Named director of the Office of Net Assessment by Richard Nixon and reappointed by every president since, the DOD's most elusive official has become one of its most influential. Today, Marshall - along with his star prot&#953;g&#953;s Vice President Dick Cheney, Defense Secretary Donald Rumsfeld, and Deputy Secretary Paul Wolfowitz - is drafting President Bush's plan to upgrade the military. Supporters believe the force he envisions will be faster and more lethal; critics say it relies on unproven technology.

<snip>

<Q> Is there a precedent for one country staying on top through a series of military revolutions? Or does one country always leapfrog another?

<A> Through most of the 19th century, the British Navy exhibited that kind of thing. But it was quite interesting the way they did it. They tended to let other countries, mainly France, do the early experiments and come out with new kinds of ships. If something looked like a good idea, they could come in and quickly overtake the innovator. They seemed to do that as a way of capitalizing on their advantage and saving resources.


<Q> Isn't the United States in a similar position now?

<A> That's probably the case. But some of the countries that would be candidates to make innovations aren't doing it.
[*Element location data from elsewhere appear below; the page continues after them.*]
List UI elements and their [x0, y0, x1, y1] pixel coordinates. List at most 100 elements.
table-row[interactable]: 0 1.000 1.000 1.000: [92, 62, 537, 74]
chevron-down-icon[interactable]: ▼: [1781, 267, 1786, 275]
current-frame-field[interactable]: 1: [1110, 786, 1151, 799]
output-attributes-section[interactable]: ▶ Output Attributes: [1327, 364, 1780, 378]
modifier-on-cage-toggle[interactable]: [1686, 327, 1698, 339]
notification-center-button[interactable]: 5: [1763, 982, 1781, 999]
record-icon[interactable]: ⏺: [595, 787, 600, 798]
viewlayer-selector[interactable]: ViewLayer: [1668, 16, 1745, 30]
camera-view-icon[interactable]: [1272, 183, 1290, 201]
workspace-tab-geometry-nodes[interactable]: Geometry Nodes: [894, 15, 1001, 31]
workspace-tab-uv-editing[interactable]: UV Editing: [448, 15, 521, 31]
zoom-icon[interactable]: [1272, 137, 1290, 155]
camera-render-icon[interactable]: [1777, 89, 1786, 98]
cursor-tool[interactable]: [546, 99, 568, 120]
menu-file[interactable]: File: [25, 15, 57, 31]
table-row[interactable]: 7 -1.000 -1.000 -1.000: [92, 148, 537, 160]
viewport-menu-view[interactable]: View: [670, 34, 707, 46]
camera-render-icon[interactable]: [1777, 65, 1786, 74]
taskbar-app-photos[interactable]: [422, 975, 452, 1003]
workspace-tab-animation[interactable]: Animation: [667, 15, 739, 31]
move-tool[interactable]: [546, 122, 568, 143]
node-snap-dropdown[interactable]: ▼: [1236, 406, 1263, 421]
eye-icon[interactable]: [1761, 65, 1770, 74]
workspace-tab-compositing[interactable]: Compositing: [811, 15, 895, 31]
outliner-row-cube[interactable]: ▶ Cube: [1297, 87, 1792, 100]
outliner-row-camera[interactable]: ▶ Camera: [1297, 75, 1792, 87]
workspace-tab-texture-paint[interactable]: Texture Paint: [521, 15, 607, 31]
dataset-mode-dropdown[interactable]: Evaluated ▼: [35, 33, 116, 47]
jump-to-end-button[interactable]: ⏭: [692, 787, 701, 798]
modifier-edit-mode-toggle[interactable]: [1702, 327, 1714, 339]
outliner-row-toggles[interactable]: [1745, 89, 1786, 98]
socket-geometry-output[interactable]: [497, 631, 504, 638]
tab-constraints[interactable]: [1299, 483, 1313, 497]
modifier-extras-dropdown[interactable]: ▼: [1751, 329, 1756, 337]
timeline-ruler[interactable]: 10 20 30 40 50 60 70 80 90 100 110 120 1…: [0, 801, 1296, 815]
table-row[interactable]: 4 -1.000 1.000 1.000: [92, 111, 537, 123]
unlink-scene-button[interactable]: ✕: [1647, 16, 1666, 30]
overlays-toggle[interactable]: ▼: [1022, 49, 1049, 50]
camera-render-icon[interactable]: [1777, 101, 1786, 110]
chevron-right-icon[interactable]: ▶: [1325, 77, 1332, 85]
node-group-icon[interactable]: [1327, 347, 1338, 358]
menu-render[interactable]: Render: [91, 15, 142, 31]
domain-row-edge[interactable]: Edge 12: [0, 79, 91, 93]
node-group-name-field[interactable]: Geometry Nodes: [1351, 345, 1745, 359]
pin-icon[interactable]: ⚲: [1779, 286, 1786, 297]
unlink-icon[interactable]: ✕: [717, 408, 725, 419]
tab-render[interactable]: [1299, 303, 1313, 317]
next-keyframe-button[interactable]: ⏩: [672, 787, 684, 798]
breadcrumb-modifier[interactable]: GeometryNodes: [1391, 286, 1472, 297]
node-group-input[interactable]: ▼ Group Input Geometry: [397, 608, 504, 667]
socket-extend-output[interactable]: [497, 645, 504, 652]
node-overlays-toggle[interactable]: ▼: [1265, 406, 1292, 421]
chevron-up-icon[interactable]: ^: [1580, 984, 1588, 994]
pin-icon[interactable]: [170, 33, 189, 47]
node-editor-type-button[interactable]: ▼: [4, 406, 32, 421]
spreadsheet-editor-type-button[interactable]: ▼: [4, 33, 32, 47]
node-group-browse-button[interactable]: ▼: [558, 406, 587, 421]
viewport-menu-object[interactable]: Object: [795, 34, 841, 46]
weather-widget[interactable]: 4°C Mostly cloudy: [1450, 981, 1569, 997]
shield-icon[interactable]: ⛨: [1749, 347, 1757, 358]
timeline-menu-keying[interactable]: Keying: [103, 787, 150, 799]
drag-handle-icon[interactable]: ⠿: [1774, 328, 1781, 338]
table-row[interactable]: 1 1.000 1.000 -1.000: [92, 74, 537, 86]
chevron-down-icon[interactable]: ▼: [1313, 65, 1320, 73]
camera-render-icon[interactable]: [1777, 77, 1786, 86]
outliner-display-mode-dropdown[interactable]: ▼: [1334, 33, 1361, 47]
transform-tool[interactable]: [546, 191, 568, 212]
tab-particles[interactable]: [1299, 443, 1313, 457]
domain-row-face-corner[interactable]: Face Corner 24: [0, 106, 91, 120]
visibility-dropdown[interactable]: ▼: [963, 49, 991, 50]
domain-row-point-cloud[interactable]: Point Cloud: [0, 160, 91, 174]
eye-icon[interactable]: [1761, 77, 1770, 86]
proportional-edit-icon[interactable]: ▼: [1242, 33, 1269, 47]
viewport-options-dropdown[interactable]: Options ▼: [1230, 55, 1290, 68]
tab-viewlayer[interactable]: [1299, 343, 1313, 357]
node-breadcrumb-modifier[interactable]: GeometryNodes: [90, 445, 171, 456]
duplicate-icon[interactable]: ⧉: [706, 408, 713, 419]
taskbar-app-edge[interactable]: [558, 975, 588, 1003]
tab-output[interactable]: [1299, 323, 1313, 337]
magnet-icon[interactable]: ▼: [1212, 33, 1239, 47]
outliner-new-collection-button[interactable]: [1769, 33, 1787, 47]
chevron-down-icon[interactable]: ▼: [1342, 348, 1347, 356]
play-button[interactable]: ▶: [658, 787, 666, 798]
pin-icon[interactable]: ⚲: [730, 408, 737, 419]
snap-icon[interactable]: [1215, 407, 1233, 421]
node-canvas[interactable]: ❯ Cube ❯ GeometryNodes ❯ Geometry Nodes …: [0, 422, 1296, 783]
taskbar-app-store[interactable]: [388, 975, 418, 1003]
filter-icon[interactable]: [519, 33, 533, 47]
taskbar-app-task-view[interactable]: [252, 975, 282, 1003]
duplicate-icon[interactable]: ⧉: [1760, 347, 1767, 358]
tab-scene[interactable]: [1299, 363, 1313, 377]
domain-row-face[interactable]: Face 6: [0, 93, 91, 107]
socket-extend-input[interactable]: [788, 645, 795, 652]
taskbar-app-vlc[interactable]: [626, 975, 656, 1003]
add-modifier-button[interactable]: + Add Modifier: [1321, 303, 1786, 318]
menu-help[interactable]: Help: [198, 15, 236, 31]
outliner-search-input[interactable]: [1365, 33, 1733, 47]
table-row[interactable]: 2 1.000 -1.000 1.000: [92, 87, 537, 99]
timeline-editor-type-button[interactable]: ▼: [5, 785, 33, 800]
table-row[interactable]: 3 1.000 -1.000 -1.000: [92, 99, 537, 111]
The Japanese and West Europeans aren't really making big changes. The Swedes are an interesting case. For 200 years their basic problem was the possibility of a large-scale land invasion by the Russians. They've decided that that has gone away. If anything could happen, it would happen across the Baltic. So they're rethinking, given modern technology, how to create a defense largely on sea frontiers. It's possible that they will make some innovations that we'll pick up and capitalize on.

<snip>

<Q> You're known for following technology outside the traditional realm of national security. Pharmaceuticals, for instance.

<A> People who are connected with neural pharmacology tell me that new classes of drugs will be available relatively shortly, certainly within the decade. These drugs are just like natural chemicals inside people, only with behavior-modifying and performance-enhancing characteristics. One of the people I talk to jokes that a future intelligence problem is going to be knowing what drugs the other guys are on.

<snip>

<Q> Does new technology ultimately make us more or less vulnerable?

<A> A friend of mine, Yale economist Martin Shubik, says an important way to think about the world is to draw a curve of the number of people 10 determined men can kill before they are put down themselves, and how that has varied over time. His claim is that it wasn't very many for a long time, and now it's going up. In that sense, it's not just the US. All the world is getting less safe.